- The Washington Times - Thursday, March 23, 2006

Linda Ashby has battled drug addiction and a stroke, but she would be the first to say that it is a struggle to wake up each morning and gulp down a dozen pills to battle AIDS.

She also would say that she refuses to become another statistic of the virus that she contracted more than 12 years ago.

“The hardest thing I’ve ever had to deal with is getting a hand on this full-blown AIDS,” she said, but it’s “not going to take me out. I’m going to give it a fight.”

Miss Ashby, 49, is one of 15 women who live at Miriam’s House, a community-style residence in Northwest for formerly homeless women living with HIV and AIDS, often coupled with alcohol and drug recovery.

Some live there with their children as they undergo counseling, hospice and other services to prepare for death.

Most, however, are mothers and grandmothers who have had the virus for 12 to 20 years. They have left behind their lives of molestation, parental neglect, drug abuse, prostitution and crime to work on college degrees and better futures.

Executive Director Carol D. Marsh and her husband, Tim Fretz, opened the home 10 years ago to combat what was a growing stigma against the 3 percent of homeless people looking for HIV or AIDS help in D.C. shelters.

Homeless men with HIV and AIDS could go to Joseph’s House, a housing community in Northwest, but there was no such place for infected homeless women.

“Homeless persons in D.C. were dying in the streets or alone in hospitals,” Ms. Marsh said. “The vision of Miriam’s House was to provide a place where a person feels like they’re home and people care.”

The D.C. Appleseed Center for Law and Justice last year criticized the District’s HIV/AIDS prevention efforts, saying the city remained 10 to 15 years behind in preventive measures. About one in 20 D.C. residents has HIV, about one in 50 has AIDS, and the District’s rate of new infection is nearly 12 times the national average — the highest of any major U.S. city, the center found.

A report card that the center released yesterday shows that the District still lags in routine HIV testing, data collection from the prison population and condom distribution.

Women with drug and alcohol addictions tend to feel the sting the most, organizers and residents at Miriam’s House say.

“There is a strong link between addiction and getting AIDS,” Ms. Marsh said. “For women in particular, living that kind of life [and] the kind of behaviors … they do to get the drugs they want put them very much at risk.”
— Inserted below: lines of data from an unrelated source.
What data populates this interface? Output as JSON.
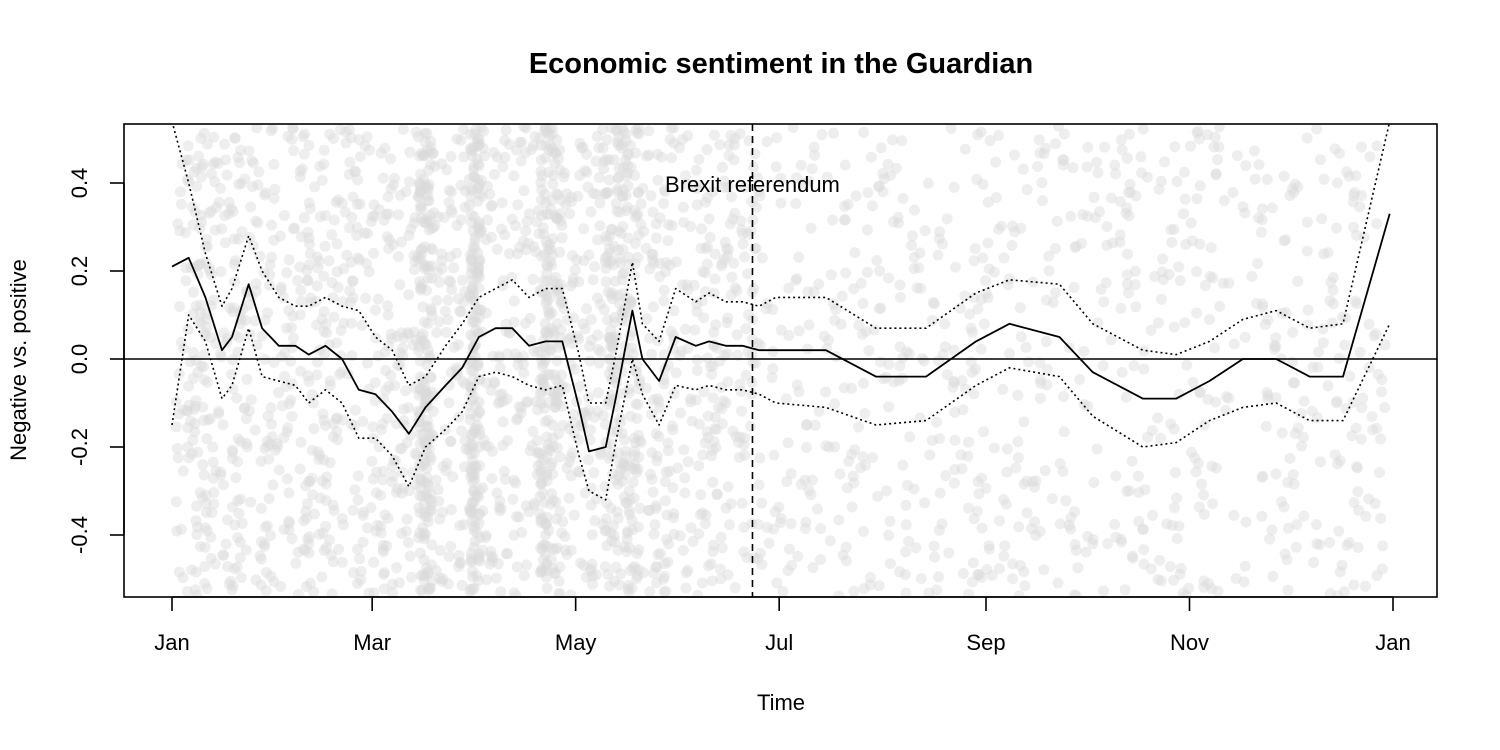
{
  "chart_data": {
    "type": "scatter",
    "title": "Economic sentiment in the Guardian",
    "xlabel": "Time",
    "ylabel": "Negative vs. positive",
    "xlim": [
      "2016-01-01",
      "2017-01-01"
    ],
    "ylim": [
      -0.55,
      0.54
    ],
    "x_ticks": [
      {
        "date": "2016-01-01",
        "label": "Jan"
      },
      {
        "date": "2016-03-01",
        "label": "Mar"
      },
      {
        "date": "2016-05-01",
        "label": "May"
      },
      {
        "date": "2016-07-01",
        "label": "Jul"
      },
      {
        "date": "2016-09-01",
        "label": "Sep"
      },
      {
        "date": "2016-11-01",
        "label": "Nov"
      },
      {
        "date": "2017-01-01",
        "label": "Jan"
      }
    ],
    "y_ticks": [
      -0.4,
      -0.2,
      0.0,
      0.2,
      0.4
    ],
    "y_tick_labels": [
      "-0.4",
      "-0.2",
      "0.0",
      "0.2",
      "0.4"
    ],
    "reference_hline": 0,
    "annotation": {
      "date": "2016-06-23",
      "label": "Brexit referendum"
    },
    "point_color": "#d9d9d9",
    "line_color": "#000000",
    "series": [
      {
        "kind": "fit",
        "style": "solid",
        "x": [
          "2016-01-01",
          "2016-01-06",
          "2016-01-11",
          "2016-01-16",
          "2016-01-19",
          "2016-01-24",
          "2016-01-28",
          "2016-02-02",
          "2016-02-07",
          "2016-02-11",
          "2016-02-16",
          "2016-02-21",
          "2016-02-26",
          "2016-03-02",
          "2016-03-07",
          "2016-03-12",
          "2016-03-17",
          "2016-03-23",
          "2016-03-28",
          "2016-04-02",
          "2016-04-07",
          "2016-04-12",
          "2016-04-17",
          "2016-04-22",
          "2016-04-27",
          "2016-05-02",
          "2016-05-05",
          "2016-05-10",
          "2016-05-13",
          "2016-05-18",
          "2016-05-21",
          "2016-05-26",
          "2016-05-31",
          "2016-06-06",
          "2016-06-10",
          "2016-06-15",
          "2016-06-20",
          "2016-06-25",
          "2016-06-30",
          "2016-07-15",
          "2016-07-30",
          "2016-08-14",
          "2016-08-29",
          "2016-09-08",
          "2016-09-23",
          "2016-10-03",
          "2016-10-18",
          "2016-10-28",
          "2016-11-07",
          "2016-11-17",
          "2016-11-27",
          "2016-12-07",
          "2016-12-17",
          "2016-12-31"
        ],
        "y": [
          0.21,
          0.23,
          0.14,
          0.02,
          0.05,
          0.17,
          0.07,
          0.03,
          0.03,
          0.01,
          0.03,
          0.0,
          -0.07,
          -0.08,
          -0.12,
          -0.17,
          -0.11,
          -0.06,
          -0.02,
          0.05,
          0.07,
          0.07,
          0.03,
          0.04,
          0.04,
          -0.11,
          -0.21,
          -0.2,
          -0.09,
          0.11,
          0.0,
          -0.05,
          0.05,
          0.03,
          0.04,
          0.03,
          0.03,
          0.02,
          0.02,
          0.02,
          -0.04,
          -0.04,
          0.04,
          0.08,
          0.05,
          -0.03,
          -0.09,
          -0.09,
          -0.05,
          0.0,
          0.0,
          -0.04,
          -0.04,
          0.33
        ]
      },
      {
        "kind": "upper-ci",
        "style": "dotted",
        "x": [
          "2016-01-01",
          "2016-01-06",
          "2016-01-11",
          "2016-01-16",
          "2016-01-19",
          "2016-01-24",
          "2016-01-28",
          "2016-02-02",
          "2016-02-07",
          "2016-02-11",
          "2016-02-16",
          "2016-02-21",
          "2016-02-26",
          "2016-03-02",
          "2016-03-07",
          "2016-03-12",
          "2016-03-17",
          "2016-03-23",
          "2016-03-28",
          "2016-04-02",
          "2016-04-07",
          "2016-04-12",
          "2016-04-17",
          "2016-04-22",
          "2016-04-27",
          "2016-05-02",
          "2016-05-05",
          "2016-05-10",
          "2016-05-13",
          "2016-05-18",
          "2016-05-21",
          "2016-05-26",
          "2016-05-31",
          "2016-06-06",
          "2016-06-10",
          "2016-06-15",
          "2016-06-20",
          "2016-06-25",
          "2016-06-30",
          "2016-07-15",
          "2016-07-30",
          "2016-08-14",
          "2016-08-29",
          "2016-09-08",
          "2016-09-23",
          "2016-10-03",
          "2016-10-18",
          "2016-10-28",
          "2016-11-07",
          "2016-11-17",
          "2016-11-27",
          "2016-12-07",
          "2016-12-17",
          "2016-12-31"
        ],
        "y": [
          0.54,
          0.4,
          0.24,
          0.12,
          0.16,
          0.28,
          0.2,
          0.14,
          0.12,
          0.12,
          0.14,
          0.12,
          0.11,
          0.05,
          0.02,
          -0.06,
          -0.04,
          0.03,
          0.08,
          0.14,
          0.16,
          0.18,
          0.14,
          0.16,
          0.16,
          0.01,
          -0.1,
          -0.1,
          0.01,
          0.22,
          0.08,
          0.04,
          0.16,
          0.13,
          0.15,
          0.13,
          0.13,
          0.12,
          0.14,
          0.14,
          0.07,
          0.07,
          0.15,
          0.18,
          0.17,
          0.08,
          0.02,
          0.01,
          0.04,
          0.09,
          0.11,
          0.07,
          0.08,
          0.54
        ]
      },
      {
        "kind": "lower-ci",
        "style": "dotted",
        "x": [
          "2016-01-01",
          "2016-01-06",
          "2016-01-11",
          "2016-01-16",
          "2016-01-19",
          "2016-01-24",
          "2016-01-28",
          "2016-02-02",
          "2016-02-07",
          "2016-02-11",
          "2016-02-16",
          "2016-02-21",
          "2016-02-26",
          "2016-03-02",
          "2016-03-07",
          "2016-03-12",
          "2016-03-17",
          "2016-03-23",
          "2016-03-28",
          "2016-04-02",
          "2016-04-07",
          "2016-04-12",
          "2016-04-17",
          "2016-04-22",
          "2016-04-27",
          "2016-05-02",
          "2016-05-05",
          "2016-05-10",
          "2016-05-13",
          "2016-05-18",
          "2016-05-21",
          "2016-05-26",
          "2016-05-31",
          "2016-06-06",
          "2016-06-10",
          "2016-06-15",
          "2016-06-20",
          "2016-06-25",
          "2016-06-30",
          "2016-07-15",
          "2016-07-30",
          "2016-08-14",
          "2016-08-29",
          "2016-09-08",
          "2016-09-23",
          "2016-10-03",
          "2016-10-18",
          "2016-10-28",
          "2016-11-07",
          "2016-11-17",
          "2016-11-27",
          "2016-12-07",
          "2016-12-17",
          "2016-12-31"
        ],
        "y": [
          -0.15,
          0.1,
          0.04,
          -0.09,
          -0.06,
          0.07,
          -0.04,
          -0.05,
          -0.06,
          -0.1,
          -0.07,
          -0.1,
          -0.18,
          -0.18,
          -0.22,
          -0.29,
          -0.2,
          -0.16,
          -0.12,
          -0.04,
          -0.03,
          -0.04,
          -0.06,
          -0.07,
          -0.06,
          -0.22,
          -0.3,
          -0.32,
          -0.19,
          0.0,
          -0.08,
          -0.15,
          -0.06,
          -0.07,
          -0.06,
          -0.07,
          -0.07,
          -0.08,
          -0.1,
          -0.11,
          -0.15,
          -0.14,
          -0.06,
          -0.02,
          -0.04,
          -0.13,
          -0.2,
          -0.19,
          -0.14,
          -0.11,
          -0.1,
          -0.14,
          -0.14,
          0.08
        ]
      }
    ]
  }
}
Black women especially are at risk because more black married men are engaging in homosexual sex, and black churches tend to downplay the prevalence of the disease, organizers and residents say.

“In the African-American community, we still have difficulty talking about cancer,” said Maria Brooks, 54, who has HIV. “We have to bring the issue out to the front and deal with it because this is just a disease. We have it; it doesn’t have us.”

Each woman at Miriam’s House has turned her illness into positive reinforcement for others.

“When I heard [I was HIV-]positive, I decided I wanted to live my life positively,” Charlene Cotton, 44, said of when she was diagnosed three years ago. “Now the passion for being positive is a passion to tell someone else it’s not a death sentence. You can live a full, productive life.”

Living in a house full of women has its ups and downs, residents say. But, the encouragement and the camaraderie outweigh any tiffs.

“We squawk like all women do, but when it’s time for us to be lifted up, we can do anything,” Miss Ashby said. “I think the best thing to help you with this disease is to get a couple women together to talk about it.”


Founded: 1996

Contact: Carol D. Marsh, executive director, 202/667-1758, Ext. 105. E-mail: [email protected] Web site: www.miriamshouse.org

Employees: Nine full-time, three part-time and four interns

Background: Miriam’s House is a 20-room residence for formerly homeless women living with HIV and AIDS.